The Citizen Coalition for Compassionate and Safe Communities has brought the matter of the Shepherds’ eight-storey expansion up with the Ontario Lands Tribunal, blaming “the City of Ottawa for outsourcing their responsibility for the mental health and social welfare of citizens to organizations that are incapable and unwilling to see problems beyond their property lines. We are repeatedly told that whatever happens off their properties is not their problem. The CEOs of these orgs are highly paid [see sunshine list] to deflect complaints away from the Mayor and the City and scold and condescend to neighbours who worry about the safety of their homes and their children. We know of no publicly available independent audit of the value for money related to the $9 million+ tax dollars that are spent on these services.”

FYI There are three other shelters who receive city funds and who have staff doing redundant work among them at executive-level pay grades. If one CEO can oversee Shopify, its 7000+ employees, US$7.76 billion (2020) in assets, and over a million international clients, then one CEO can lead The Shepherds, The Salvation Army, The Ottawa Mission, and Cornerstone combined. A single agency and executive administration for all four shelters would free up millions of dollars for front-line services and programs. Don’t hold your breath waiting for a merger. There’ll be some excuse.

Mme CEO, Ottawa City Council, Ottawa Inner City Health, you are responsible for a very, very serious situation, and the collateral damage to the community at large must finally be factored into your strategy. Your work in harm reduction is noble and courageous, but it’s very difficult to feel compassionate at knife point, so if you’re in the business of harm reduction, then please reduce it. Do not continue to transfer it with myopic, half-assed solutions. Reduce the harm to the elderly woman who was punched in the face. Reduce the harm to the woman who had to be rescued from a ledge. Reduce the harm to the woman who hides a baseball bat in her boutique. People just want to open their shops, employ their staff, welcome tourists, and enjoy their neighbourhood.

Perhaps money talks. Tour groups are cancelling visits. Buses that used to drop off groups of 50 for overnight stays are now skipping Ottawa.
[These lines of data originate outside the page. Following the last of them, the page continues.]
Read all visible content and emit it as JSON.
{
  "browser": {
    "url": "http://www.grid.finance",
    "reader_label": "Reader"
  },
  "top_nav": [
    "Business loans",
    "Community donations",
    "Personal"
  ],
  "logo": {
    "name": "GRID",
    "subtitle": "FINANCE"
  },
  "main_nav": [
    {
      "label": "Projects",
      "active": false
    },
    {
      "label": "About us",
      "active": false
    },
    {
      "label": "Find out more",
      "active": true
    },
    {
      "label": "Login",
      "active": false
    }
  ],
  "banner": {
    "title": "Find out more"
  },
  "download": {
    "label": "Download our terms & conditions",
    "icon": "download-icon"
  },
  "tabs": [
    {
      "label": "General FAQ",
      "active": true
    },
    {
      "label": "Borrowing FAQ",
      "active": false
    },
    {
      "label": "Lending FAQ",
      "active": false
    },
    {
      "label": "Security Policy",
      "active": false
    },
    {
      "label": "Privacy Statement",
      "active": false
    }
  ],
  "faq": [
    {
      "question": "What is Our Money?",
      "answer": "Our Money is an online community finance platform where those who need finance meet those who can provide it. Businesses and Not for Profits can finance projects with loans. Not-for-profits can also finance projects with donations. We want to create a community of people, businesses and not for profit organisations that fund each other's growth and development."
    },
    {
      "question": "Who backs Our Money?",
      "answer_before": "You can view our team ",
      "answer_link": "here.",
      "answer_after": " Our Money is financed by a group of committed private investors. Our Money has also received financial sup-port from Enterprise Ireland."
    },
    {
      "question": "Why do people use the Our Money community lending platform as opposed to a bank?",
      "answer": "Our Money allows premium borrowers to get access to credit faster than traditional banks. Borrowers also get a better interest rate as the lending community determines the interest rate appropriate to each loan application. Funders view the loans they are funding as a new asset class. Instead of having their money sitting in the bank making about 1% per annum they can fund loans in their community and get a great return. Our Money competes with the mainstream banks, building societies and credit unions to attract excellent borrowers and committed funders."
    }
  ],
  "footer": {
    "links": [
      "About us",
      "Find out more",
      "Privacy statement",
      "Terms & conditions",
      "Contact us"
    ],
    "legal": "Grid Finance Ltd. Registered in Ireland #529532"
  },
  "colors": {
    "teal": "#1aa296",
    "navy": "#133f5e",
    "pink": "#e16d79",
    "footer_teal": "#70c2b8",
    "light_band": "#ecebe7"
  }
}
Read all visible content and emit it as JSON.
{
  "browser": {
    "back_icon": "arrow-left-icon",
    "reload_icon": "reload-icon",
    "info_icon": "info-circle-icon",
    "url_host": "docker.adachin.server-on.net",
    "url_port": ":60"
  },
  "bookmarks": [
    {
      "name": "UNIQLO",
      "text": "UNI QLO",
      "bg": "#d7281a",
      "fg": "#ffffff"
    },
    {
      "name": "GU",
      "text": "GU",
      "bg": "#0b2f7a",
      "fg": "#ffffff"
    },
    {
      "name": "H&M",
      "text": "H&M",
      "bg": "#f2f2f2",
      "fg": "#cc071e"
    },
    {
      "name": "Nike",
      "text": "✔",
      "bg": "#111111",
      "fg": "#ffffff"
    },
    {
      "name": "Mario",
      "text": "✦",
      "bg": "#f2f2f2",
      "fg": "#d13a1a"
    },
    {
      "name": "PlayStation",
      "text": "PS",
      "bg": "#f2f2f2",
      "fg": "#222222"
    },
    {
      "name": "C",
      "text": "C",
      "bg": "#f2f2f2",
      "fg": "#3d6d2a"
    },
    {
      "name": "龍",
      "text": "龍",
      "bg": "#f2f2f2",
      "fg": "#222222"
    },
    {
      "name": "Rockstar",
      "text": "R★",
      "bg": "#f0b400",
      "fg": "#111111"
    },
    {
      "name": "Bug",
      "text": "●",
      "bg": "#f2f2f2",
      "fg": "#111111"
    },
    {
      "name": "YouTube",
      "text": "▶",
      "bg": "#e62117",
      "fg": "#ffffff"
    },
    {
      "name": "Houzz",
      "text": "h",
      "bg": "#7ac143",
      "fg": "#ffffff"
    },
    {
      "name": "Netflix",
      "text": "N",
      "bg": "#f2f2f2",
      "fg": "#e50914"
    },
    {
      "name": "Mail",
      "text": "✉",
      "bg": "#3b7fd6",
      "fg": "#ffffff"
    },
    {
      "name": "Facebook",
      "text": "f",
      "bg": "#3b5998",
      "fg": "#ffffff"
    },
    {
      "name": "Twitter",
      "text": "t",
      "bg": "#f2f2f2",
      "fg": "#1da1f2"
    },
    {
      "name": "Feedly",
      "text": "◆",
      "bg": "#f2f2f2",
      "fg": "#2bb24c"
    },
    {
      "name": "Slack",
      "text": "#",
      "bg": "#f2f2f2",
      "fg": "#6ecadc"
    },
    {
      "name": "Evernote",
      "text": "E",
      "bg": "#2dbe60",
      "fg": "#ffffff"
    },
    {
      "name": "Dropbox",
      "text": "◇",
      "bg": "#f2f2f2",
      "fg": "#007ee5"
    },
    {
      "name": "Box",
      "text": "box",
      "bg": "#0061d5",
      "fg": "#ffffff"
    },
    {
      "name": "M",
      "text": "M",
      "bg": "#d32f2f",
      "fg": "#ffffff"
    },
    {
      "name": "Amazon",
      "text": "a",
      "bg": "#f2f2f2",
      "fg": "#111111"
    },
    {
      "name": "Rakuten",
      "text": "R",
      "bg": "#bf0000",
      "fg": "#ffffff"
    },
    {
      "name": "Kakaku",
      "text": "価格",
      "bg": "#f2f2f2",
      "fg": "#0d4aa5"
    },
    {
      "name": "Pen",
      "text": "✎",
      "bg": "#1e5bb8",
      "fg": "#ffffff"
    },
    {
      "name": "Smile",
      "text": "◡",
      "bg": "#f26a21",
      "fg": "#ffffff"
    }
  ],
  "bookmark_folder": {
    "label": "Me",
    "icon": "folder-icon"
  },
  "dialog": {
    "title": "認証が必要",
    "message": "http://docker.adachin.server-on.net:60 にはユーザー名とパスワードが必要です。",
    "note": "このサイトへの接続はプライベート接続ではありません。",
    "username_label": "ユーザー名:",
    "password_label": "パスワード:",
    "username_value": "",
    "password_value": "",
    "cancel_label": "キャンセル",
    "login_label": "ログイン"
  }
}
Tripadvisor reviews are getting worse. Lonely Planet recommends avoiding the ByWard Market. It’s no surprise. During Canada 150, some American tourists asked me if there were any parts of town that they should avoid. At the time, I smugly thought, in that oh-so-Canadian way, that this was an American view of cities and that we had somehow done better. Apparently, I was wrong.


Michael Bussière was born in Lowertown. His grandparents owned the Windsor Smoke Shop on the corner of Rideau and Dalhousie Streets in the 1930s and 40s. His dad was a police officer, and his parish priest was Fr. Jack Heffernan, who started the Shepherds of Good Hope as a humble shelter and soup kitchen in the basement of St. Bridget’s Church with the support of neighbours.